Quem toda o projeto na sua ausência?
Eles. Faço questão de dizer que o projeto não é meu, é deles, e eles têm que agir. Se eles não entenderem isso e não atuarem, o projeto vai morrer. Eles têm que querer porque é para o interesse deles. Não adiante eu ficar injetando desejo o tempo todo. É preciso que sintam que foi feito para eles e se apropriem da materialidade que foi doada. O andamento e a continuidade dependem deles. Estou aqui como apoio, ajuda e não como a dona do projeto. A última vez que eu cheguei lá apenas avisei que tinha chegado e fiquei quieta, em silêncio. E eles entenderam que a ação teria que ser deles. E eles são guerreiros. A intensão é montar várias casas bibliotecas, em regiões mais afastadas, para facilitar a chegada dos livros a um maior número de famílias. Já estamos fazendo roda de leitura com dramaturgia. E saem coisas riquíssimas. Agora já temos divulgadores mirins que são Letras pelo Sertão, que vão em outras comunidades contar da sua experiência. Eles vão de bicicleta. É lindo. Sou uma apaixonada pelo projeto. Já até escreveram uma música a partir da leitura.

Chegou a ir na casa das crianças?
Sim, fui em várias. Desde quando começamos a distribuir os livros. Eu tenho muita facilidade de chegar no outro, então descia na casa das pessoas, tomava cafezinho com o biscoito da região. Fiz contação de histórias, usei de todas as ferramentas que eu tenho para despertar o desejo de querer saber em todos eles. Vi que eles tinham o desejo, só não tinham o material. Acabei atendendo famílias, porque não tem como separar todas as minhas áreas de atuação, a psicanalista está ativa o tempo todo.
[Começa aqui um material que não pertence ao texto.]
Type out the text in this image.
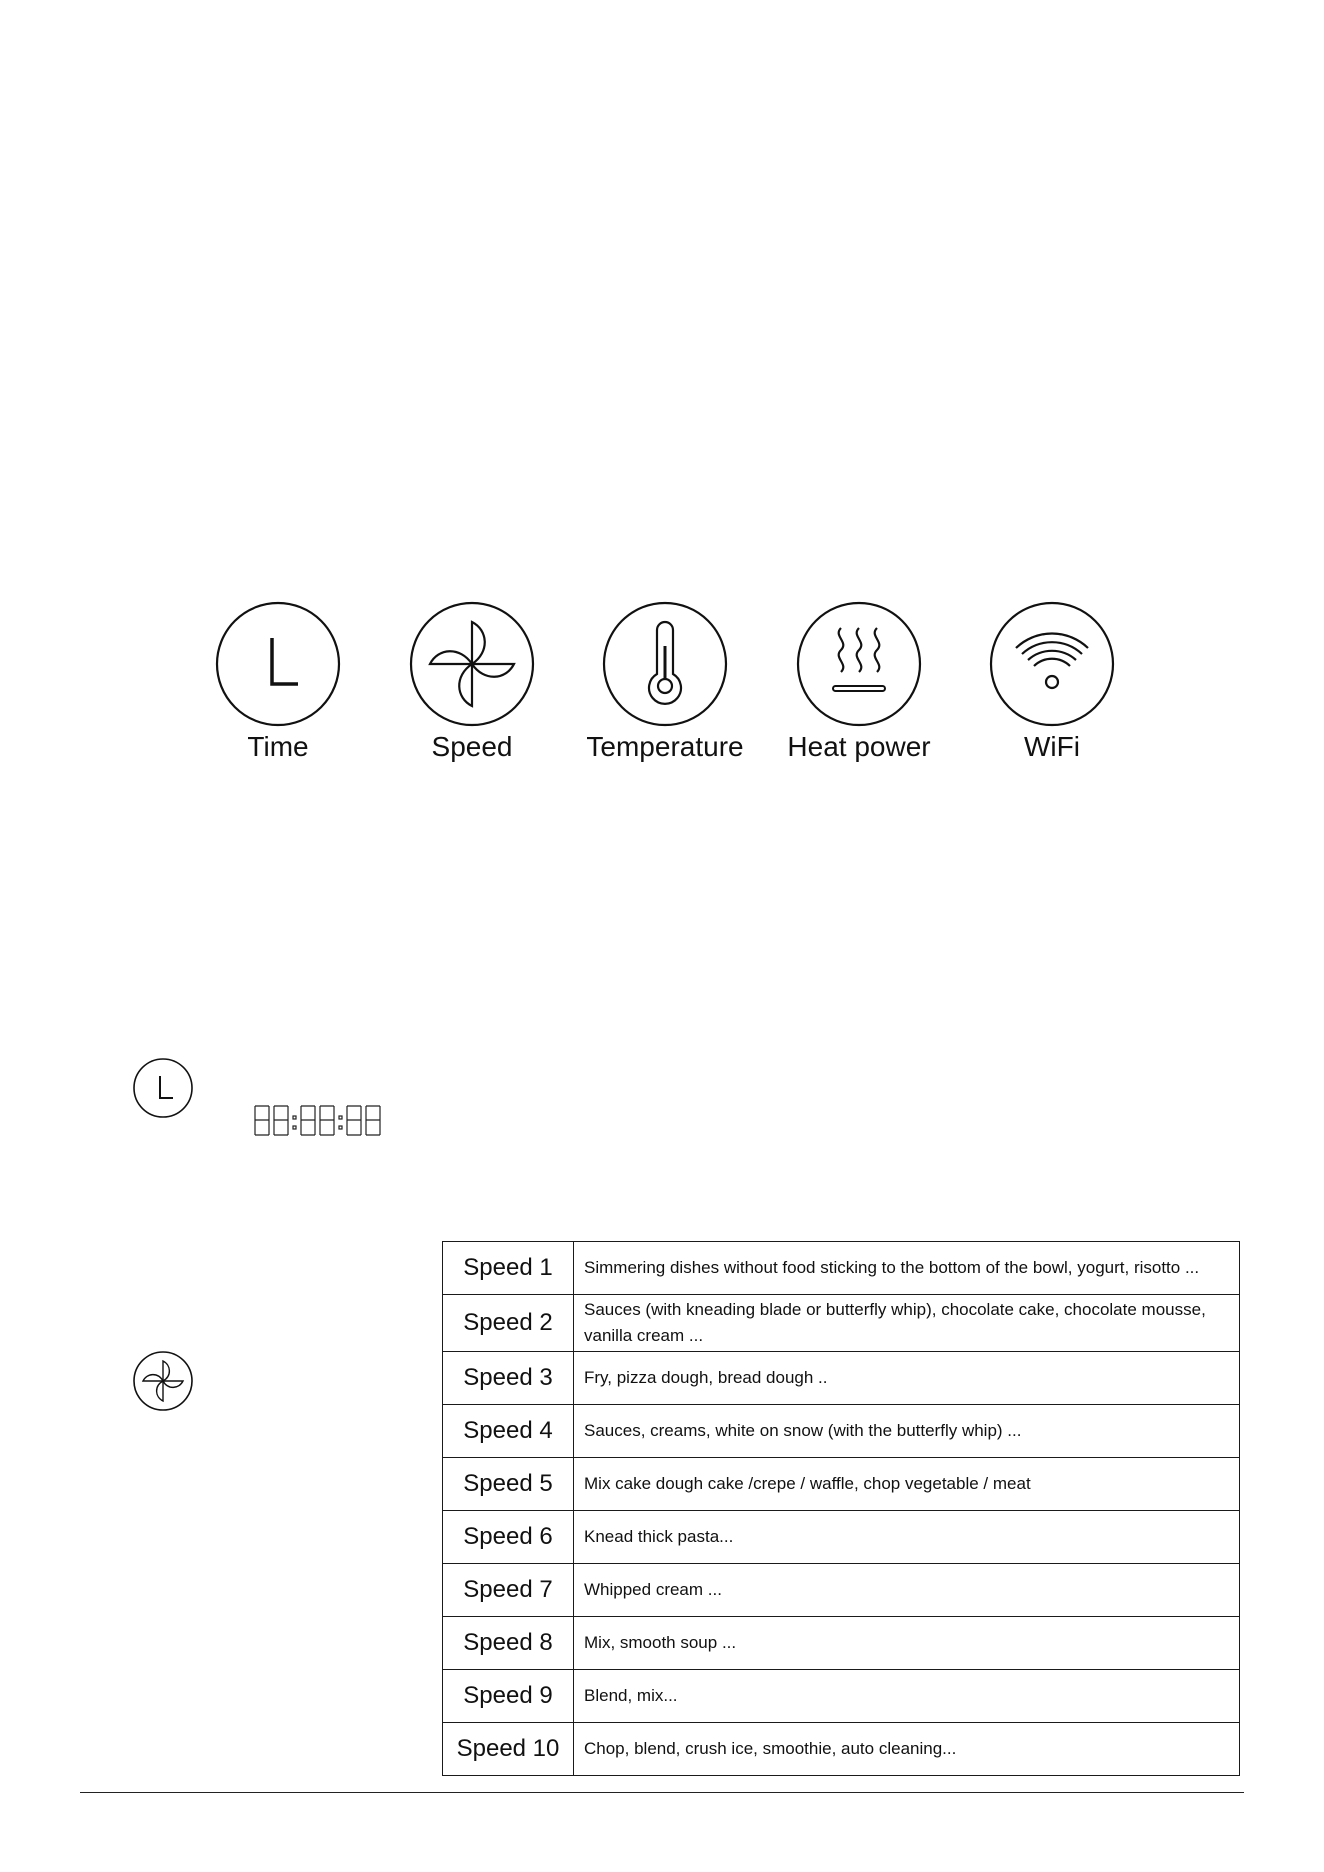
Time	Speed	Temperature	Heat power	WiFi
Speed 1	Simmering dishes without food sticking to the bottom of the bowl, yogurt, risotto ...
Speed 2	Sauces (with kneading blade or butterfly whip), chocolate cake, chocolate mousse, vanilla cream ...
Speed 3	Fry, pizza dough, bread dough ..
Speed 4	Sauces, creams, white on snow (with the butterfly whip) ...
Speed 5	Mix cake dough cake /crepe / waffle, chop vegetable / meat
Speed 6	Knead thick pasta...
Speed 7	Whipped cream ...
Speed 8	Mix, smooth soup ...
Speed 9	Blend, mix...
Speed 10	Chop, blend, crush ice, smoothie, auto cleaning...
Foi o que eu te disse lá no início, tudo está interligado e tudo junto se completa formando quem eu sou. Ouvi histórias lindas, outras muito tristes, mas é gratificante quando você percebe que conseguiu ajudar e levar o bem. A biblioteca não é só para crianças, é para todo ser que desejar saber.

Como você tem tempo para isso tudo?
Acho que te respondo assim: é porque eu sei da finitude da vida. Em um dos shows que eu escrevi eu disse “Não sei o que pode acontecer quando eu abro as portas de mim, só me cabe o ato de fazer”. E como vai tocar o outro ou não, não me preocupa.